Extract polygon or points data from raster stacks ------------------------
library(raster)
library(sp)
# create polygon for extraction
xys= c(76.27797,28.39791,
76.30543,28.39761,
76.30548,28.40236,
76.27668,28.40489)
pt <- matrix(xys, ncol=2, byrow=TRUE)
pt <- SpatialPolygons(list(Polygons(list(Polygon(pt)), ID="a")));
proj4string(pt) <-"+proj=longlat +datum=WGS84 +ellps=WGS84"
pt <- spTransform(pt, CRS("+proj=sinu +a=6371007.181 +b=6371007.181 +units=m"))
## Create a matrix with random data & use image()

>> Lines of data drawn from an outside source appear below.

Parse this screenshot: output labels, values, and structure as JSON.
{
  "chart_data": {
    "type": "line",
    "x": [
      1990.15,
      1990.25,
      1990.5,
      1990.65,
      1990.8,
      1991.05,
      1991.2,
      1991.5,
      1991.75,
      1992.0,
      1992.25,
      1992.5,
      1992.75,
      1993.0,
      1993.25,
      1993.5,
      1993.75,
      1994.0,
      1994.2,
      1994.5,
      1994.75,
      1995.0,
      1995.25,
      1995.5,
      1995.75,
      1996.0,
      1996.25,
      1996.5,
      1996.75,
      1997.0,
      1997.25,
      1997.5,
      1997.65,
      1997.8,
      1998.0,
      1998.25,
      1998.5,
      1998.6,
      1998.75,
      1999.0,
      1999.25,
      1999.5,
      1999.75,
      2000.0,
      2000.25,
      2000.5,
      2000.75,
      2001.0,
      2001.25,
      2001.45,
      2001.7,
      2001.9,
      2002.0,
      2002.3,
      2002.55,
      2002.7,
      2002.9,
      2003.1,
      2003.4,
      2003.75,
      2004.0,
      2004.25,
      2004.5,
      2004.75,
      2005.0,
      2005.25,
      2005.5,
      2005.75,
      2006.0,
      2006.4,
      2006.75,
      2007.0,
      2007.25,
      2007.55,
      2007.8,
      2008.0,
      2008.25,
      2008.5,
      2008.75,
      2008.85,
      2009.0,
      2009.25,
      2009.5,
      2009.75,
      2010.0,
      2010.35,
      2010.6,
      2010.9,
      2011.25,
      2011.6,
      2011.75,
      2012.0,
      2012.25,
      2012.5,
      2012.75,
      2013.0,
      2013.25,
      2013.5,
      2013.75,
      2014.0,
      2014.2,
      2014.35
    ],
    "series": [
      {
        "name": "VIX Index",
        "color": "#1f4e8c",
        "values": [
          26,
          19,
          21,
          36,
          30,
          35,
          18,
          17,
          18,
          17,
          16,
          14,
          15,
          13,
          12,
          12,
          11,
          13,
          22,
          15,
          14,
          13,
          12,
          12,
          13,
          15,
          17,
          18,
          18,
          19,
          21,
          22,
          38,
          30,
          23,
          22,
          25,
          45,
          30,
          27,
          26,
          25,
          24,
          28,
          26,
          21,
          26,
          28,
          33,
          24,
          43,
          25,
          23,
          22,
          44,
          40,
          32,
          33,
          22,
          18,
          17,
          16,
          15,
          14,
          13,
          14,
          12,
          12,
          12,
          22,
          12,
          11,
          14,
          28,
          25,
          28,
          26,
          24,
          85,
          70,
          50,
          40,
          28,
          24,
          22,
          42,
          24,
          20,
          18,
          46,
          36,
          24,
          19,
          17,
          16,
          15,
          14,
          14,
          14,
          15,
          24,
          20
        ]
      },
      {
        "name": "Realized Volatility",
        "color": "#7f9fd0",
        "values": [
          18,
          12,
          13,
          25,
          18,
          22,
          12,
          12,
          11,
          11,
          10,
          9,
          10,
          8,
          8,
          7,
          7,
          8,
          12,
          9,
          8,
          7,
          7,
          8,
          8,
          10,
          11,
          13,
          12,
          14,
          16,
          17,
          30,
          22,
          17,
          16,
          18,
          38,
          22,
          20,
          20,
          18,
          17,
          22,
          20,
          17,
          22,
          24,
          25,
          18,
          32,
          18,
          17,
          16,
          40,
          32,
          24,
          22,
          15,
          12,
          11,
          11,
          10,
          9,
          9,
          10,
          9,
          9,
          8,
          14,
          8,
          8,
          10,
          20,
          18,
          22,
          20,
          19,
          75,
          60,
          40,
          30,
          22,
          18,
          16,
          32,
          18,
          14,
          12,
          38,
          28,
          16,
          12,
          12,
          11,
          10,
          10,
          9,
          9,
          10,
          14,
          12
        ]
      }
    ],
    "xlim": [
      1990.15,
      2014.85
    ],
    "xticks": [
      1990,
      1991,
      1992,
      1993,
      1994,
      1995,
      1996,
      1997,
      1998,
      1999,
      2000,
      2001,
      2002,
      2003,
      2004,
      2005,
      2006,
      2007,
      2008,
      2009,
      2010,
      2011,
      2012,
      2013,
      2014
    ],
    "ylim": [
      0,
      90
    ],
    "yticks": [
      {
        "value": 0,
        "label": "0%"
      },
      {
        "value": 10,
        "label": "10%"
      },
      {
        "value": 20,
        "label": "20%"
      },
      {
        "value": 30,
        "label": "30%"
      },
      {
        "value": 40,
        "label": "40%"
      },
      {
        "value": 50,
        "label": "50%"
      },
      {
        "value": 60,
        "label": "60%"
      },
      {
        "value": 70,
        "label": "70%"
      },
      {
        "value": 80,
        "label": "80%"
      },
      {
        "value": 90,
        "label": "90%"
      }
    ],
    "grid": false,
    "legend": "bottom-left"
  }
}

xy <- matrix(rnorm(4448*4448),4448,4448)
plot(xy)
# Turn the matrix into a raster
NDVI_stack_h24v06 <- raster(xy)
# Give it lat/lon coords for 36-37°E, 3-2°S
extent(NDVI_stack_h24v06) <- c(6671703,7783703,2223852,3335852)
# ... and assign a projection
projection(NDVI_stack_h24v06) <- CRS("+proj=sinu +a=6371007.181 +b=6371007.181 +units=m")
plot(NDVI_stack_h24v06)
# create a stack of the same raster
NDVI_stack_h24v06 = stack( mget( rep( "NDVI_stack_h24v06" , 500 ) ) )
# Run functions on list of points
registerDoParallel(16)
ptm <- proc.time()
# grab cell number
cell = cellFromPolygon(NDVI_stack_h24v06, pt, weights=FALSE)
# create a raster with only those cells
r = rasterFromCells(NDVI_stack_h24v06, cell[[1]],values=F)
result = foreach(i = 1:dim(NDVI_stack_h24v06)[3],.packages='raster',.combine=rbind,.inorder=T) %dopar% {
#get value and store
getValues(crop(NDVI_stack_h24v06[[i]],r))
}
proc.time() - ptm
endCluster()
user system elapsed 16.682 2.610 2.530
registerDoParallel(16)
ptm <- proc.time()
result = foreach(i = 1:dim(NDVI_stack_h24v06)[3],.packages='raster',.inorder=T,.combine=rbind) %dopar% {
clip1 <- crop(NDVI_stack_h24v06[[i]], extent(pt)) #crop to extent of polygon
clip2 <- rasterize(pt, clip1, mask=TRUE) #crops to polygon edge & converts to raster
getValues(clip2) #much faster than extract
}
proc.time() - ptm
endCluster()
user system elapsed 33.038 3.511 3.288
If a loss in the precision of the overlay is not terribly important - assuming it is precise to begin with - one can typically achieve much greater zonal calculation speeds by first converting the polygons to a raster. The raster
package contains the zonal()
function, which should work well for the intended task. However, you can always subset two matrices of the same dimension using standard indexing. If you must maintain polygons and you don't mind GIS software, QGIS is actually must faster at zonal statistics than either ArcGIS or ENVI-IDL.